A funny thing about humans (at least from my perspective), the more you have of something the more of it you want to have.
If you have a cocktail every day or smoke cigarettes for years or have sex every other day and then, for what ever the reason you stop, the urge to want to start up again is overpowering. It becomes the focal point of your existence. You rationalize the need to have one more glass of wine before you quit, just a cigarette after the occasional meal, or one more romp on the floor in the kitchen or in a king size bed or leaning up against a tree in the Mt. Hood National Forest.
Alas, being around Jake and enjoying his company this last year has created a want or need to have more of him, and this craving will no doubt occupy my waking hours (just one more week, is all I will need). But it is a fool’s delusion.

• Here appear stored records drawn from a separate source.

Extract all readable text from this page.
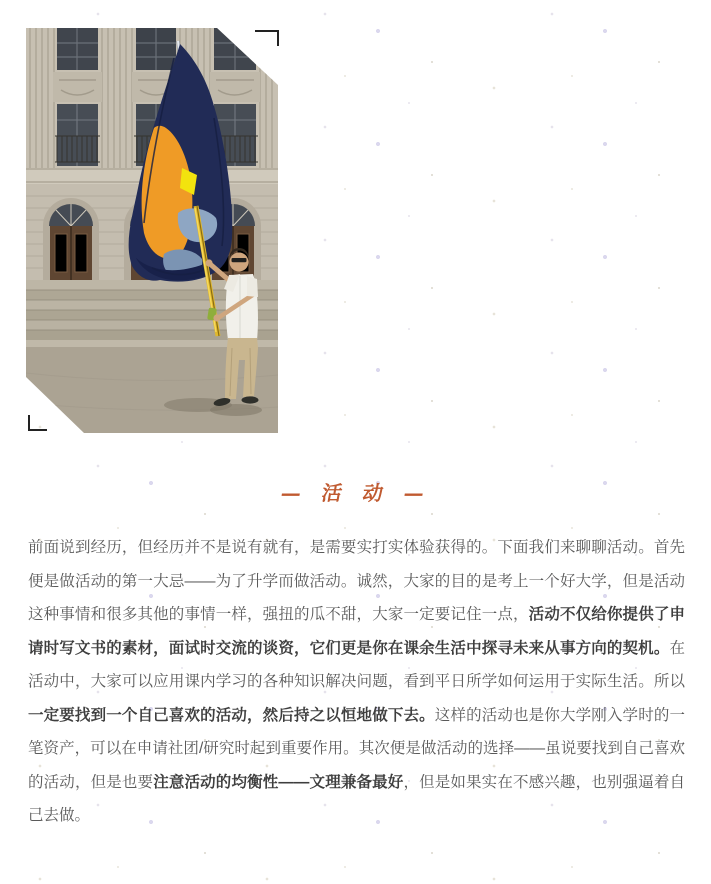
— 活 动 —

前面说到经历，但经历并不是说有就有，是需要实打实体验获得的。下面我们来聊聊活动。首先便是做活动的第一大忌——为了升学而做活动。诚然，大家的目的是考上一个好大学，但是活动这种事情和很多其他的事情一样，强扭的瓜不甜，大家一定要记住一点，活动不仅给你提供了申请时写文书的素材，面试时交流的谈资，它们更是你在课余生活中探寻未来从事方向的契机。在活动中，大家可以应用课内学习的各种知识解决问题，看到平日所学如何运用于实际生活。所以一定要找到一个自己喜欢的活动，然后持之以恒地做下去。这样的活动也是你大学刚入学时的一笔资产，可以在申请社团/研究时起到重要作用。其次便是做活动的选择——虽说要找到自己喜欢的活动，但是也要注意活动的均衡性——文理兼备最好，但是如果实在不感兴趣，也别强逼着自己去做。
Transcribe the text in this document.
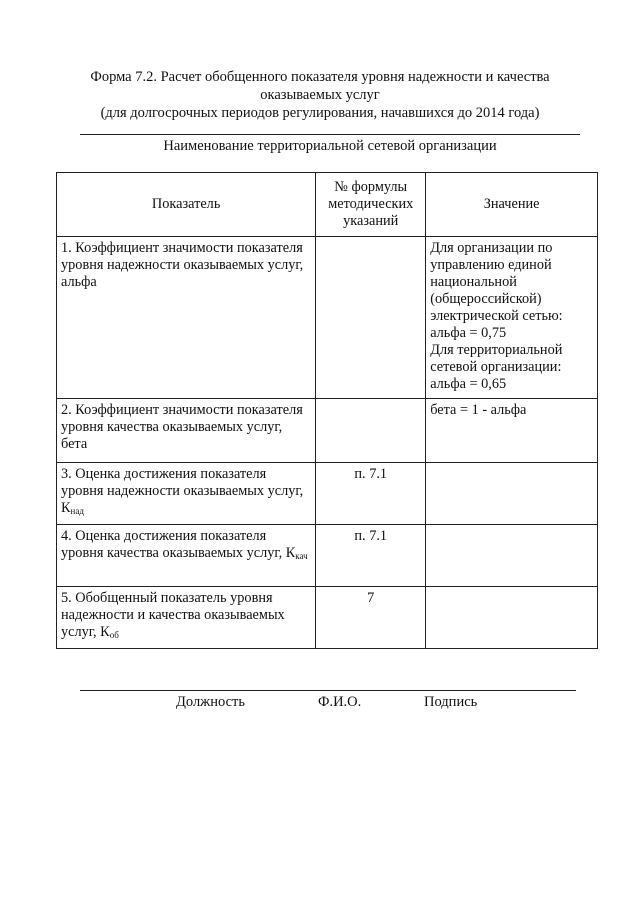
Форма 7.2. Расчет обобщенного показателя уровня надежности и качества
оказываемых услуг
(для долгосрочных периодов регулирования, начавшихся до 2014 года)
Наименование территориальной сетевой организации
Показатель	№ формулы методических указаний	Значение
1. Коэффициент значимости показателя уровня надежности оказываемых услуг, альфа		Для организации по управлению единой национальной (общероссийской) электрической сетью: альфа = 0,75
Для территориальной сетевой организации: альфа = 0,65

2. Коэффициент значимости показателя уровня качества оказываемых услуг, бета		бета = 1 - альфа
3. Оценка достижения показателя уровня надежности оказываемых услуг, $К_{над}$	п. 7.1	
4. Оценка достижения показателя уровня качества оказываемых услуг, $К_{кач}$	п. 7.1	
5. Обобщенный показатель уровня надежности и качества оказываемых услуг, $К_{об}$	7	
Должность	Ф.И.О.	Подпись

I have found the best way to deal with these addictions is go “cold turkey”. Give him a hug, a kiss goodbye and deal with the agony of his departure. With the comfort knowing that he will be back in this house in 109 days for Thanksgiving. (Or, we could catch a flight from Portland to Ohio and meet him when he arrives from his cross-country drive to Ohio State.)
(These words are meant for all three of our kids, because by the end of September, they will all be scattered to the “four winds”. I sympathize with the next group of friends/acquaintances that they will meet and eventually leave behind, because it will cause the same set of “separation anxieties” I am feeling today.)